Upsell / Cross Sell
Cross Sell and Upsell are relatively old and established sales tools.
Cross Sell involves the sales of additional items related (or sometimes unrelated) to a previously purchased item, while Upsell involves the increase of order volume either by the sales of more units of the same purchased item, or the upgrading into a more expensive version of the purchased item. Within the context of customer relationship management, increasing penetration of products and services with customers has become a valuable strategy for customer development, for several reasons.
• First, there is a belief that it costs five times less to serve an existing customer than to acquire a new one .
• Second, reported response rates from Cross Sell and Upsell efforts are 2 to 5 times greater than cold sales .
• Third, Cross Sell leads to broader scope for the customer relationship, increasing not only share of wallet but also the firm’s “share of mind” with the customer.
• Fourth, by broadening the scope of relationship, Cross Sell increases the actual and psychological costs of switching, improving retention.
• Fifth, as the customer buys more products and services from the firm and broadens the relationship, the organization learns more about the customer’s needs and preferences, improving your ability to target marketing efforts.
This information advantage, added with the higher costs of switching, produces a virtual local monopoly for your company, which allows you then better able to compete for your customers than other companies that do not have an established relationship or access to the same information about their needs and preferences.
In today’s competitive environment many service transactions are now mediated by information technologies, eliminating human communication, thereby reducing the opportunities of Cross Sell as practiced in the past. For this reason, Cross-Sell had to evolve by complementing human intuition and reasoning with Predictive Analytics.

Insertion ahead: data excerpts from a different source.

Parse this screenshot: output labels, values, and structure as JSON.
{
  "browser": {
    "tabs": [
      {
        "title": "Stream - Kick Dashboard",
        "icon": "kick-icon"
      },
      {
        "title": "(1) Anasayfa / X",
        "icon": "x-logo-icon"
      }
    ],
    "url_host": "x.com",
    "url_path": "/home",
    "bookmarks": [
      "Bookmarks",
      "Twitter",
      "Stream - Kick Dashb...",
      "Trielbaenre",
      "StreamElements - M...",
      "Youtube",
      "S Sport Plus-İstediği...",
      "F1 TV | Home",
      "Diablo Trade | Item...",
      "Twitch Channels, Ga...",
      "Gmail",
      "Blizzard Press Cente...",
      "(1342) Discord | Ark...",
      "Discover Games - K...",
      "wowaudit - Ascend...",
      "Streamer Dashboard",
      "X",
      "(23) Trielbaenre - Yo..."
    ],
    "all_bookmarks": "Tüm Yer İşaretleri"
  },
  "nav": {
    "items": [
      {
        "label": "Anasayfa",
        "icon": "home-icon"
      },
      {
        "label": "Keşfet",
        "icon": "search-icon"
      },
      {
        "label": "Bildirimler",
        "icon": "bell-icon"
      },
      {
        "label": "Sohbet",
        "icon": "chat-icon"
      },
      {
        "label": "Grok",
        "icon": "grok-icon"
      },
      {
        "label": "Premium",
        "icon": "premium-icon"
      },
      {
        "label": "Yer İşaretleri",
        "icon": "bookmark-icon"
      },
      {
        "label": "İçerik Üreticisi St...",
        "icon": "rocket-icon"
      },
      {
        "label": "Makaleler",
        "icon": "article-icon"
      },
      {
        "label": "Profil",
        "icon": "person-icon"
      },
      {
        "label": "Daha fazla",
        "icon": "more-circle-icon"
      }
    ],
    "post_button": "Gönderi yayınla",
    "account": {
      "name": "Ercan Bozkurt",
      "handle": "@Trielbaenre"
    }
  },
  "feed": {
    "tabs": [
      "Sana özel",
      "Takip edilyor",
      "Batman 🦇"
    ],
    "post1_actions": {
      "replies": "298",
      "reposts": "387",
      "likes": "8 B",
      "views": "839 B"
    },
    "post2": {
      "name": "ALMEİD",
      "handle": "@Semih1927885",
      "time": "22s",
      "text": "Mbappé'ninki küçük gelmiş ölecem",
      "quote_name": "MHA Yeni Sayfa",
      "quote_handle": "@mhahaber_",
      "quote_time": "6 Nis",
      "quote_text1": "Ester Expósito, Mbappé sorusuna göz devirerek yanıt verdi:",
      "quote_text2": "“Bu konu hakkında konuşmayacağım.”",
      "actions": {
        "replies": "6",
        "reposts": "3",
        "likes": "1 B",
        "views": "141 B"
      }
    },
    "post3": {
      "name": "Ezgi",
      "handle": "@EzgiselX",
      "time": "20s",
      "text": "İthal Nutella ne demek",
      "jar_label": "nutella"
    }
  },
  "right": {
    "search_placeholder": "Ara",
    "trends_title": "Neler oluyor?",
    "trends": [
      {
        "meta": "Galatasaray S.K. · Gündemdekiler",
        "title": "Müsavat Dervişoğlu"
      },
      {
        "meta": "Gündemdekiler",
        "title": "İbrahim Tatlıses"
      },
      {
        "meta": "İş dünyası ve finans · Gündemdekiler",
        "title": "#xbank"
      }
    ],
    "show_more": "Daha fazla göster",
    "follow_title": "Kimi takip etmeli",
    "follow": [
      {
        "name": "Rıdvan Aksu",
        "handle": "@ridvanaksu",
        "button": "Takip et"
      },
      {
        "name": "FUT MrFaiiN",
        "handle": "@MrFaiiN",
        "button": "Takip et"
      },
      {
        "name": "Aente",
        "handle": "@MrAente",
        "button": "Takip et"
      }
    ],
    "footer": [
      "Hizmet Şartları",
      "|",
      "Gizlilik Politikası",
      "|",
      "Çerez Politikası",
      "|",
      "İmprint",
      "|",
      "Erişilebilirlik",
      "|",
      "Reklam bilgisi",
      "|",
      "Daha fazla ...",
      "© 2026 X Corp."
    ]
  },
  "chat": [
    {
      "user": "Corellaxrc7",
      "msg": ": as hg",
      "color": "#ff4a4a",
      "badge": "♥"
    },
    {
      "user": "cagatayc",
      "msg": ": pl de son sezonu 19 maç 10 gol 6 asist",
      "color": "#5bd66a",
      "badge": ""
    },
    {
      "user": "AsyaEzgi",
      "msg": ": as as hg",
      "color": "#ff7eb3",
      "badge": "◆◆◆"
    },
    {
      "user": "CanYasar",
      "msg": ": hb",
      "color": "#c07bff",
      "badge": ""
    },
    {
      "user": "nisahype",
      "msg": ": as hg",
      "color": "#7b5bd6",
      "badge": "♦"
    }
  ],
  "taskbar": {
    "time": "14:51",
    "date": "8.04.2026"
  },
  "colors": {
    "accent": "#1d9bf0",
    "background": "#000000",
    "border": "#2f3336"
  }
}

Rather than relying on a sales or services representative to decide to whether to cross-sell and which item to offer, modern cross-selling utilizes analytical tools to study the customer’s past behaviour, correlate this information with similar customers, and then identify potential service product opportunities at each contact with the customer.
Analytical Tools that TDT Can Offer to improve Cross Sell Opportunities There are two major analytical tools that make cross-selling possible in a CRM environment: Acquisition Pattern Analysis and Collaborative Filtering. We can offer both of these tools to you.
Acquisition Pattern Analysis. The main purpose of the Acquisition Pattern Analysis is to identify the next logical step for the customer, in terms of product / service acquisition based on the pattern of previous acquisitions and on the pattern of other customers. For example, a business person who buys a Blackberry may next acquire a carrying case, followed by additional memory, and applications etc. The basic theory behind Acquisition Pattern Analysis states that there is a natural sequence of acquisition for services and customers can be measured in a common uni-dimensional scale measures their “service maturity” so that a mature customer will have a high probability of using most of the services, while a less mature customer will only use the most common services that are available .
Collaborative Filtering. Collaborative Filtering tools focus on making recommendations based on the associations between the product recently purchased and others offered by the firm. The basic idea in collaborative filtering is to predict a customer’s preferences as a weighted average of other customers’ preferences, using weights that are proportional to the correlations between the preferences by the focal customer and all “collaborators” over a common set of products.